Be brilliant, play brilliant, and discover how to play craps the correct way!
Games that use dice and the dice themselves date all the way back to the Middle Eastern Crusades, but modern craps is just about a century old. Modern craps evolved from the ancient English game referred to as Hazard. No one knows for sure the ancestry of the game, although Hazard is said to have been created by the Anglo, Sir William of Tyre, around the twelfth century. It is supposed that Sir William’s horsemen gambled on Hazard through a blockade on the fortress Hazarth in 1125 AD. The title Hazard was acquired from the fortification’s name.
Early French colonists imported the game Hazard to Nova Scotia.

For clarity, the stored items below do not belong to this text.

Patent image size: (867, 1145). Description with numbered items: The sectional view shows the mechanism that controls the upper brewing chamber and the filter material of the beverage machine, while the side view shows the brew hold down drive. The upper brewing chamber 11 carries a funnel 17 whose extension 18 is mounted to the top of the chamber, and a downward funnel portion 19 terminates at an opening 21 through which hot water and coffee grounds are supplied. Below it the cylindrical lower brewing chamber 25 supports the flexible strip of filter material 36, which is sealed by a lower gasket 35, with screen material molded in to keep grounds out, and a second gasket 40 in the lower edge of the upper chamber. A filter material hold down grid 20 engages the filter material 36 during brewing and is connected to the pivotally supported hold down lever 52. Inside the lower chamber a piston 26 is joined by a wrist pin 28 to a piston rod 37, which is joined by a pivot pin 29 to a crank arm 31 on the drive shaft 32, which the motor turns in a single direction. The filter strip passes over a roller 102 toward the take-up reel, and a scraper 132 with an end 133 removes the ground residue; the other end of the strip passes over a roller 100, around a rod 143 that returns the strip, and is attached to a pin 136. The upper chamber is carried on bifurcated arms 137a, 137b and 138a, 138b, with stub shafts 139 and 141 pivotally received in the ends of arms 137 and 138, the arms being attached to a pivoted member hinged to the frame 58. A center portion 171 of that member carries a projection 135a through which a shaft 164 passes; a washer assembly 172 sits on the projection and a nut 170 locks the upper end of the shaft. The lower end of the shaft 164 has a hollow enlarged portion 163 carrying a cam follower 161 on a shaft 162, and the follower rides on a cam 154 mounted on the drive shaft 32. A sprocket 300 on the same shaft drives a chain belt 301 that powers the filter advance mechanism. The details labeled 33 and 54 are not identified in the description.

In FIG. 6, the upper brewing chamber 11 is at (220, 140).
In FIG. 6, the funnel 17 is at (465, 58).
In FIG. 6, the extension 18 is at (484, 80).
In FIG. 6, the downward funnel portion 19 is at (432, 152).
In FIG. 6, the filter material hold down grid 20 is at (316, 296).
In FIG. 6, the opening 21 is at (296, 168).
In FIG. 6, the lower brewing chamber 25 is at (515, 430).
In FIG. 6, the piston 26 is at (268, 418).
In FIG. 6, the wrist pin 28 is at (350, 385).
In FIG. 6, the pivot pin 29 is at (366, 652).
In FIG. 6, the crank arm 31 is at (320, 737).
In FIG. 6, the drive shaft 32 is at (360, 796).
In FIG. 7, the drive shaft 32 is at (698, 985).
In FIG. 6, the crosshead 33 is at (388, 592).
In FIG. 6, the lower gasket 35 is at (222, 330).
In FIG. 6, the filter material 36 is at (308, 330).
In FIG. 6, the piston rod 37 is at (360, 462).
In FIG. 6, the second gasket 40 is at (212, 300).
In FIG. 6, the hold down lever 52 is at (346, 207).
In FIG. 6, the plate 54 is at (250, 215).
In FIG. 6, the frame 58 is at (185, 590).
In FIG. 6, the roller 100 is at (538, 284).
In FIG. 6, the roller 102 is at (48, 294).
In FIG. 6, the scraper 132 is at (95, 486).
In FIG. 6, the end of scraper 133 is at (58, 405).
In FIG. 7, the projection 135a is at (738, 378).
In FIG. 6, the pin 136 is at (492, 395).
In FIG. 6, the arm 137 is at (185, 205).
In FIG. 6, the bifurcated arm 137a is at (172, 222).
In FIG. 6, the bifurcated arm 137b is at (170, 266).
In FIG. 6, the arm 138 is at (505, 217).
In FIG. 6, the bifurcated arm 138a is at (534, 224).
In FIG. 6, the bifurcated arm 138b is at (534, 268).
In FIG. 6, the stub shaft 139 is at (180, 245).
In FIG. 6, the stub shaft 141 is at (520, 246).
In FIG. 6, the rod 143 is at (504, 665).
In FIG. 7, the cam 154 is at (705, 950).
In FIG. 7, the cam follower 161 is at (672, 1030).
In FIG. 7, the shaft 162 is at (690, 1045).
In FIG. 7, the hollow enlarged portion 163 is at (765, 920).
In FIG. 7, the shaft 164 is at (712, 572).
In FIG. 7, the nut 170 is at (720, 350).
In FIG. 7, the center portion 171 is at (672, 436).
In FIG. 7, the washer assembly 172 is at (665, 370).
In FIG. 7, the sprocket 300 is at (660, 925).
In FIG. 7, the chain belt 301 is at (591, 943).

In the 1700s, when expelled by the English, the French moved down south and settled in southern Louisiana where they a while later became Cajuns. When they were driven out of Acadia, they took their preferred game, Hazard, along. The Cajuns streamlined the game and made it more mathematically fair. It’s believed that the Cajuns changed the name to craps, which was acquired from the term for the non-winning toss of two in the game of Hazard, known as "crabs."
From Louisiana, the game extended to the Mississippi scows and across the nation. A few acknowledge the dice maker John H. Winn as the father of modern craps. In the early 1900s, Winn developed the current craps layout. He put in place the Do not Pass line so players could wager on the dice to not win. Later, he designed the spots for Place bets and added the Big 6, Big 8, and Hardways.
You must be logged in to post a comment.